François Bon | Indiscrétions sur Markowicz

Je ne connais pas la langue russe. Je n’en sais que la musique rauque et soufflée, cette continuité suspendue et égale, quelque chose qui va avec les pommettes hautes et le pays rude, les espaces vastement déployés comme lorsque le train « Étoile d’argent » vous emmenait de Moscou à Leningrad, la langue fixée à ces rituels d’agenouillement immuablement répétés devant les icônes de Zagorsk, et cette impression d’étrangeté terriblement lourde d’inconnu lorsqu’une fois, pour m’être trompé de sens sur une ligne de bus, je demandais vainement mon chemin, le soir d’octobre tombé, dans un fond éloigné de Moscou. C’est tout cela que j’ai retrouvé plus tard, découvrant L’Idiot traduit par André Markowicz, puis ses autres traductions de Dostoievski, et que je ne savais pas, aux précédentes traductions fréquentées, y avoir été.

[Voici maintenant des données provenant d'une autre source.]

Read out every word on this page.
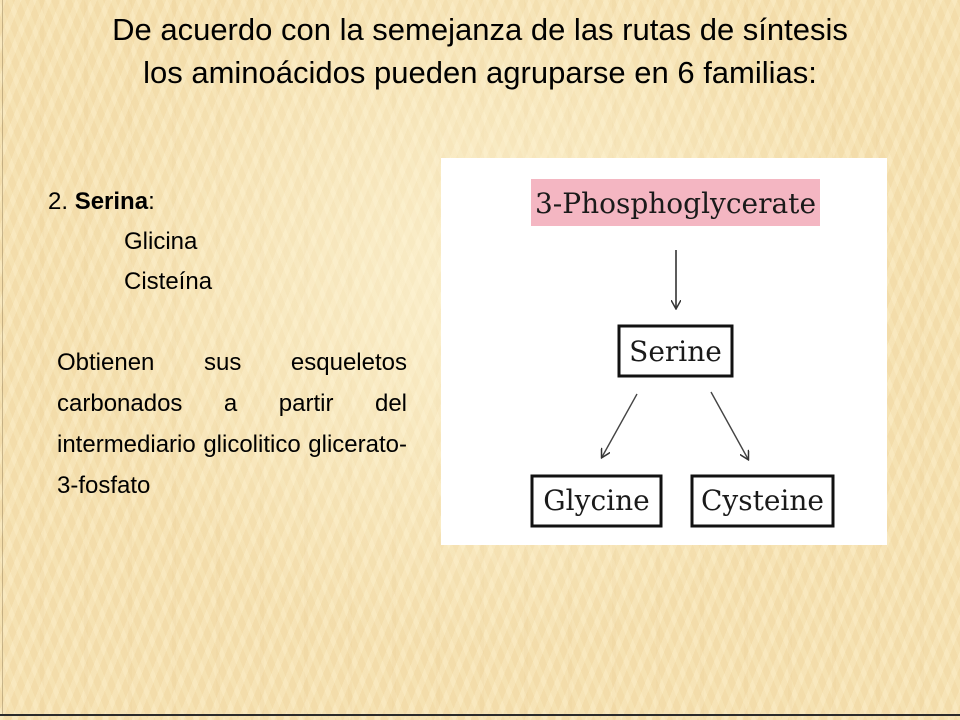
De acuerdo con la semejanza de las rutas de síntesis
los aminoácidos pueden agruparse en 6 familias:
2. Serina:
Glicina
Cisteína

Obtienen sus esqueletos carbonados a partir del intermediario glicolitico glicerato-3-fosfato

3-Phosphoglycerate
Serine
Glycine Cysteine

Cette manière rauque et suspendue, ces glissements, cette confrontation permanente à l’inconnu qui vous livre au bégaiement, à la phrase idiote, vous brûle la langue comme ces êtres que promène Dostoievski ont la cervelle si étrangement devenue monomaniaque ou le corps épuisé. Markowicz a restauré la langue dans Dostoievski, et on comprend mieux après lui pourquoi Flaubert, qui l’avait respiré, a pu le rejeter en bloc, et Proust dire qu’à Dostoievski il vouait un culte (expression qu’il n’utilisera jamais pour personne d’autre).

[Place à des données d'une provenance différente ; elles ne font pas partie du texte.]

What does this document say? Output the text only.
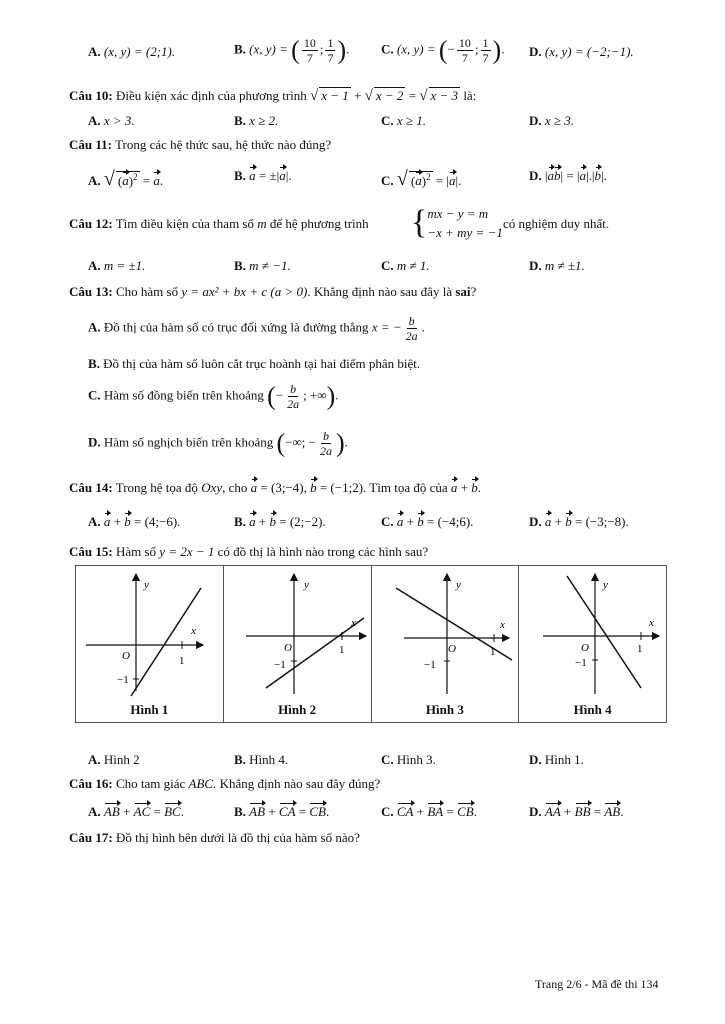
A. (x, y) = (2;1).	B. (x, y) = ( $\frac{10}{7}$ ; $\frac{1}{7}$ ). C. (x, y) = (− $\frac{10}{7}$ ; $\frac{1}{7}$ ). D. (x, y) = (−2;−1).
Câu 10: Điều kiện xác định của phương trình √ x − 1 + √ x − 2 = √ x − 3 là:
A. x > 3.	B. x ≥ 2.	C. x ≥ 1.	D. x ≥ 3.
Câu 11: Trong các hệ thức sau, hệ thức nào đúng?
A. √ $(a)^2 = a$.	B. a = ±|a|.	C. √ $(a)^2 = |a|$.	D. |ab| = |a|.|b|.
Câu 12: Tìm điều kiện của tham số m để hệ phương trình { mx − y = m
−x + my = −1
có nghiệm duy nhất.
A. m = ±1.	B. m ≠ −1.	C. m ≠ 1.	D. m ≠ ±1.
Câu 13: Cho hàm số y = ax² + bx + c (a > 0). Khẳng định nào sau đây là sai?
A. Đồ thị của hàm số có trục đối xứng là đường thẳng x = − $\frac{b}{2a}$ .
B. Đồ thị của hàm số luôn cắt trục hoành tại hai điểm phân biệt.
C. Hàm số đồng biến trên khoảng (− $\frac{b}{2a}$ ; +∞).
D. Hàm số nghịch biến trên khoảng (−∞; − $\frac{b}{2a}$ ).
Câu 14: Trong hệ tọa độ Oxy, cho a = (3;−4), b = (−1;2). Tìm tọa độ của a + b.
A. a + b = (4;−6).	B. a + b = (2;−2).	C. a + b = (−4;6).	D. a + b = (−3;−8).
Câu 15: Hàm số y = 2x − 1 có đồ thị là hình nào trong các hình sau?
y
x
O	1
−1
Hình 1

y
x
O	1
−1
Hình 2

y
x
O	1
−1
Hình 3

y
x
O	1
−1
Hình 4
A. Hình 2	B. Hình 4.	C. Hình 3.	D. Hình 1.
Câu 16: Cho tam giác ABC. Khẳng định nào sau đây đúng?
A. AB + AC = BC.	B. AB + CA = CB.	C. CA + BA = CB.	D. AA + BB = AB.
Câu 17: Đồ thị hình bên dưới là đồ thị của hàm số nào?
Trang 2/6 - Mã đề thi 134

Je n’ai pas qualité pour juger d’un traducteur. Il me semble qu’un grand traducteur est forcément d’abord un grand faussaire. Quand je lis les traductions Markowicz, je reconnais ce côté soufflé, chuchoté ou crié mais sans jamais que de la structure ou de la liaison, ce qui arme la langue, s’impose le corset préalable, ce qui marque en général la langue traduite par rapport à l’original. Faussaire, parce que le traducteur, Baudelaire nous donnant Poe, Proust nous donnant Ruskin, et tous ceux qui se sont obstinés à nous multiplier des versions de Rilke ou Hölderlin, sont ceux qui savent prendre à la langue sa totalité contemporaine de ressources pour déchiffrer un peu plus à fond, labourer plus au profond, le texte déjà connu. Markowicz est doué de cette souplesse-là, qu’on apprend dans sa langue cible, et non pas dans la maîtrise de la langue à traduire.

D’où peut-être cette sorte d’indifférence qu’il manifeste, à nous glisser aussi bien des textes pris au grec ancien qu’à l’italien de Dante, ou bien à tendre dans Hamlet et Macbeth cette même sorte de respiration, mais prise dans une étrange lumière, une grande tension très simple : un Shakespeare d’énigme qui, lorsqu’on le lit dans la traduction publiée chez Babel d’Actes Sud, semble continuellement nous prendre à partie, nous disant : il y a cela aussi dans le texte de Shakespeare, sauriez-vous pourquoi ? Cette façon glissée, cette souplesse de Markowicz à tendre le français cible au long des mouvements, de la cinétique des textes traduits, il en dispose au point de se risquer là où l’auteur à traduire n’a même pas ordonné son travail : qu’on lise ces étonnants carnets préparatoires à L’Idiot, ou Markowicz épouse, de Dostoievski, même les intuitions brisées, les échappées, les concaténations : figure de l’Idiot. Un original. A des bizarreries. Doux. Parfois ne dit rien du tout... Soudain, parfois, fait des discours à tous sur le bonheur futur. Ignore certaines choses, doutes, absolument leur égal...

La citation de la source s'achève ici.